京都の老舗あれこれ、着物のコーディネート2024/07/24 06:53

 通崎睦美さんは、京都には、老舗の風格が漂う「今昔西村」をはじめ、結構な数の古着屋さんがあって、店主の「目」を感じることができるという。 睦美さんが通いつめているのは、東山三条にある「裂(きれ)・菅野(すがの)」、店主の菅野伸子さんを勝手に師と仰いで、勝手になついているそうだ。

 自分は古道具屋でみつけた扇子を使っているが、プレゼントのお扇子は、やっぱり「宮脇売扇庵」で買い求める。 お客さんがあるというと、麩は「麩嘉(ふうか)」まで買いに行こうか、漬け物はどこにしよう、と自然に老舗の看板が頭に浮かぶ。 考えてみれば、京都は老舗でなくても上質なものが手に入りやすいうえに、老舗は「そのへん」にある。

 老舗は「せめて百年でないとね」と、よく耳にするが、創業百年以上の店が京都の街には軽く五百軒を超えるという。 「とらや」は、1600年頃には、すでに菓子業を営んでいた記録があり、お店のいろいろに使われている虎の絵のことをたずねたら、うちが鉄斎さんに間貸しをしていたことがありましてね、ときた。 「宮脇売扇庵」の扇面画をちりばめた格天井も、明治京都画壇の作品がずらり、富岡鉄斎、竹内栖鳳、山元春挙等々が並んでいる。

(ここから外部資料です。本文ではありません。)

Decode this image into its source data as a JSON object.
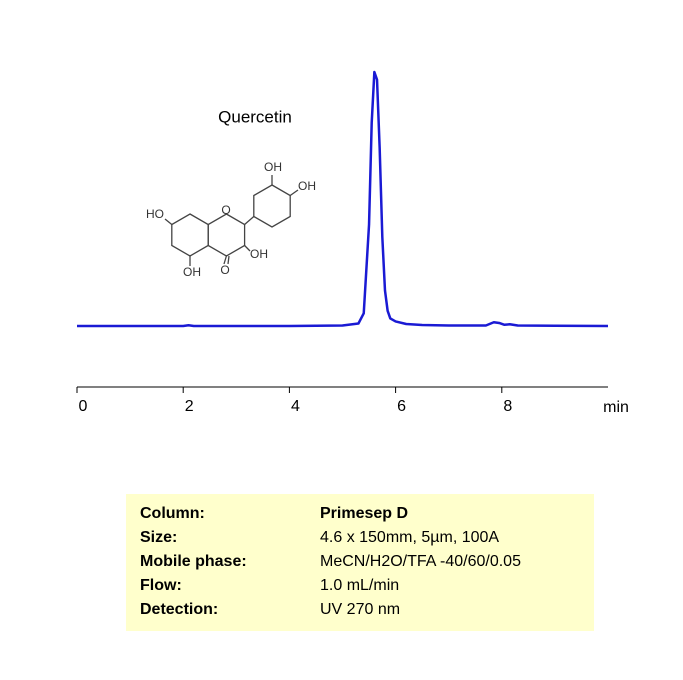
{
  "chart_data": {
    "type": "line",
    "annotation": "Quercetin",
    "x_label": "min",
    "x": [
      0,
      1,
      2,
      2.1,
      2.2,
      3,
      4,
      5,
      5.3,
      5.4,
      5.5,
      5.55,
      5.6,
      5.65,
      5.7,
      5.75,
      5.8,
      5.85,
      5.9,
      6,
      6.2,
      6.5,
      7,
      7.7,
      7.85,
      7.95,
      8.05,
      8.15,
      8.3,
      9,
      10
    ],
    "values": [
      0,
      0,
      0,
      0.3,
      0,
      0,
      0,
      0.2,
      1,
      5,
      40,
      80,
      100,
      97,
      70,
      35,
      14,
      6,
      3,
      1.8,
      0.8,
      0.4,
      0.2,
      0.2,
      1.5,
      1.2,
      0.5,
      0.7,
      0.2,
      0.1,
      0
    ],
    "color": "#1a1ad4",
    "xlim": [
      0,
      10
    ],
    "xticks": [
      0,
      2,
      4,
      6,
      8
    ],
    "ylim": [
      -24,
      100
    ],
    "structure_labels": [
      "OH",
      "OH",
      "HO",
      "O",
      "OH",
      "OH",
      "O"
    ]
  },
  "info": {
    "rows": [
      [
        "Column:",
        "Primesep D"
      ],
      [
        "Size:",
        "4.6 x 150mm, 5µm, 100A"
      ],
      [
        "Mobile phase:",
        "MeCN/H2O/TFA -40/60/0.05"
      ],
      [
        "Flow:",
        "1.0 mL/min"
      ],
      [
        "Detection:",
        "UV 270 nm"
      ]
    ]
  }
}
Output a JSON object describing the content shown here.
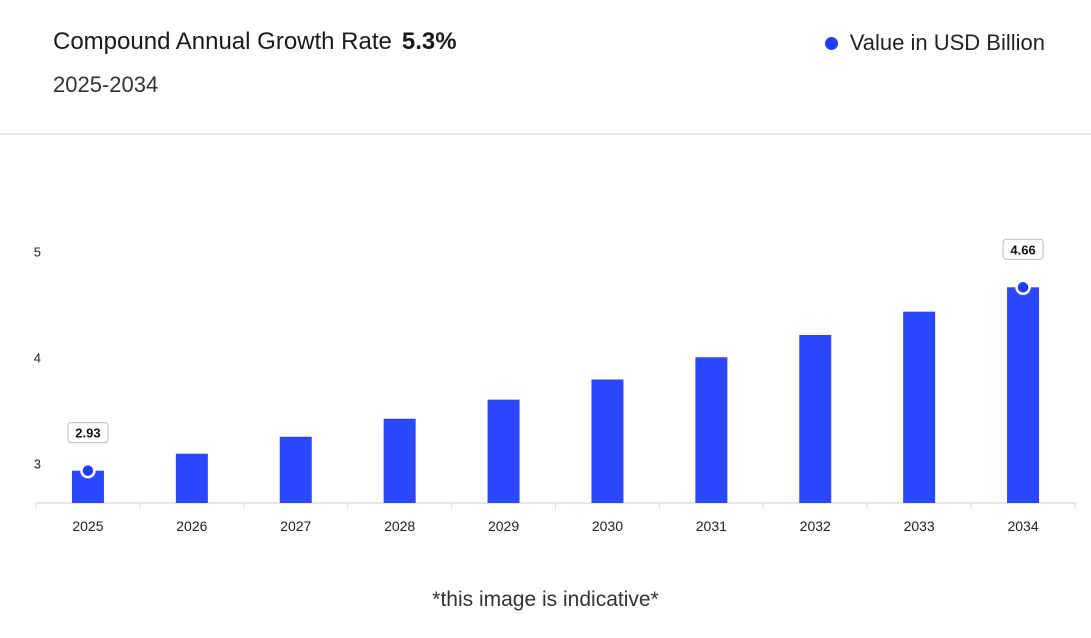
{
  "header": {
    "cagr_label": "Compound Annual Growth Rate",
    "cagr_value": "5.3%",
    "period": "2025-2034",
    "legend_label": "Value in USD Billion"
  },
  "footnote": "*this image is indicative*",
  "colors": {
    "bar": "#2b47ff",
    "dot": "#1f3dff",
    "axis": "#dddddd"
  },
  "chart_data": {
    "type": "bar",
    "title": "Compound Annual Growth Rate 5.3%",
    "subtitle": "2025-2034",
    "xlabel": "",
    "ylabel": "",
    "legend": [
      "Value in USD Billion"
    ],
    "categories": [
      "2025",
      "2026",
      "2027",
      "2028",
      "2029",
      "2030",
      "2031",
      "2032",
      "2033",
      "2034"
    ],
    "values": [
      2.93,
      3.09,
      3.25,
      3.42,
      3.6,
      3.79,
      4.0,
      4.21,
      4.43,
      4.66
    ],
    "value_labels": [
      "2.93",
      "",
      "",
      "",
      "",
      "",
      "",
      "",
      "",
      "4.66"
    ],
    "yticks": [
      3,
      4,
      5
    ],
    "ylim": [
      2.6,
      5.0
    ]
  }
}
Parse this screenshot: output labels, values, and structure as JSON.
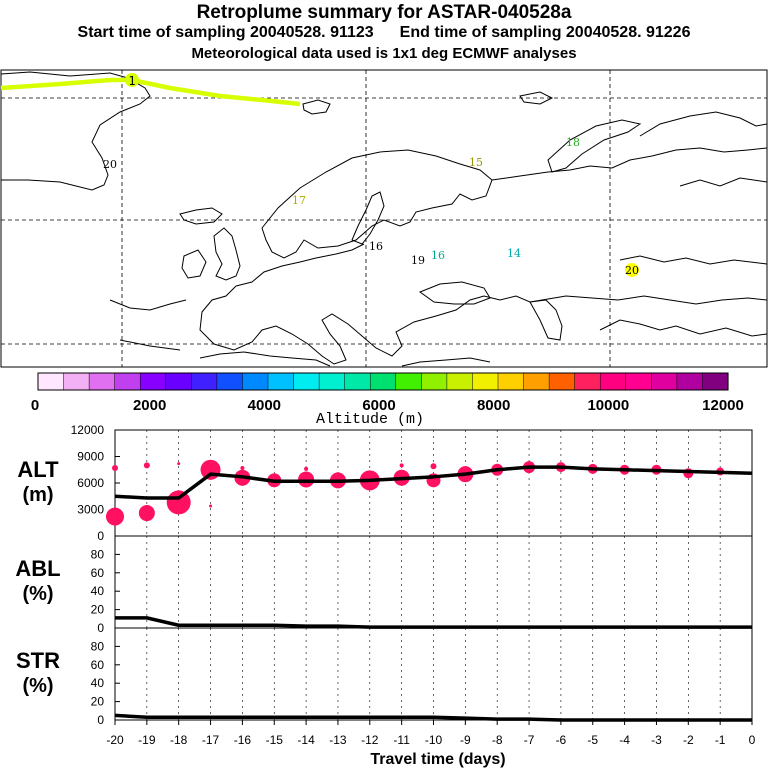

 着物に興味を持ち始めた頃、弘法さんの市で、とても雰囲気のある下駄が目にとまって、買った。 家で早速履いてみようとしたが、鼻緒がきつくてどうにも足が入らない。 行きつけの店はないし、デパートでは直してもらえそうにない。 思いついたのが、四条河原町の「伊と忠」、老舗履物店として雑誌などによく登場している店だ。 遠慮がちに風呂敷包みをといて下駄を出すと、奥から出てきた番頭さんが「へぇ、桐の柾目のいい下駄ですね、今ではなかなか手に入りませんよ。どうしはったんですか。」と声をかけてくれた。 それですっかり気持がほぐれ、たくさんの伊と忠製鼻緒の中から、黒と茶の縦縞のものを選び、その場で新しいものにすげ替えてもらった。

 変わった図柄の色足袋・がら足袋を履いて歩いていると、着物好きの人からよく声をかけられる。 「へぇ、めずらしい足袋。御誂えでしょ。」 ほとんどが誂えではなく既製品。 実は、東京で買う、向島の「めうやが」、江戸の老舗が並ぶデパートの催事で出会った。

 アサヒビールが主催する文化講座で、「アンティークきものの世界~きこなすアート」という話をした。 着物の図案をアートとしてとらえる。 152~153頁に、「銘仙のきもの」の写真がある。 大正から昭和初期、図案を「デザイン」としてとらえ始めた頃の、気迫や楽しみが見える着物だ。 講師だから「かしこそうに見える」コーディネートの着物にした。 箪笥の中から、からし色の無地に、蜘蛛の巣文様が描いてある錦紗の着物を選びだした。 地味な色目ながら、蜘蛛の巣文様というひねりがいい。 あまりさみしいのもよくないかと、帯はピカソを思わせるような派手めなものを合わせてみた。

 ところが後日、ある本にこう書いてあった。 「蜘蛛の巣の糸が張られた意匠は、よい鴨がひっかかりますように、と花柳界の女性が好んで着た着物。」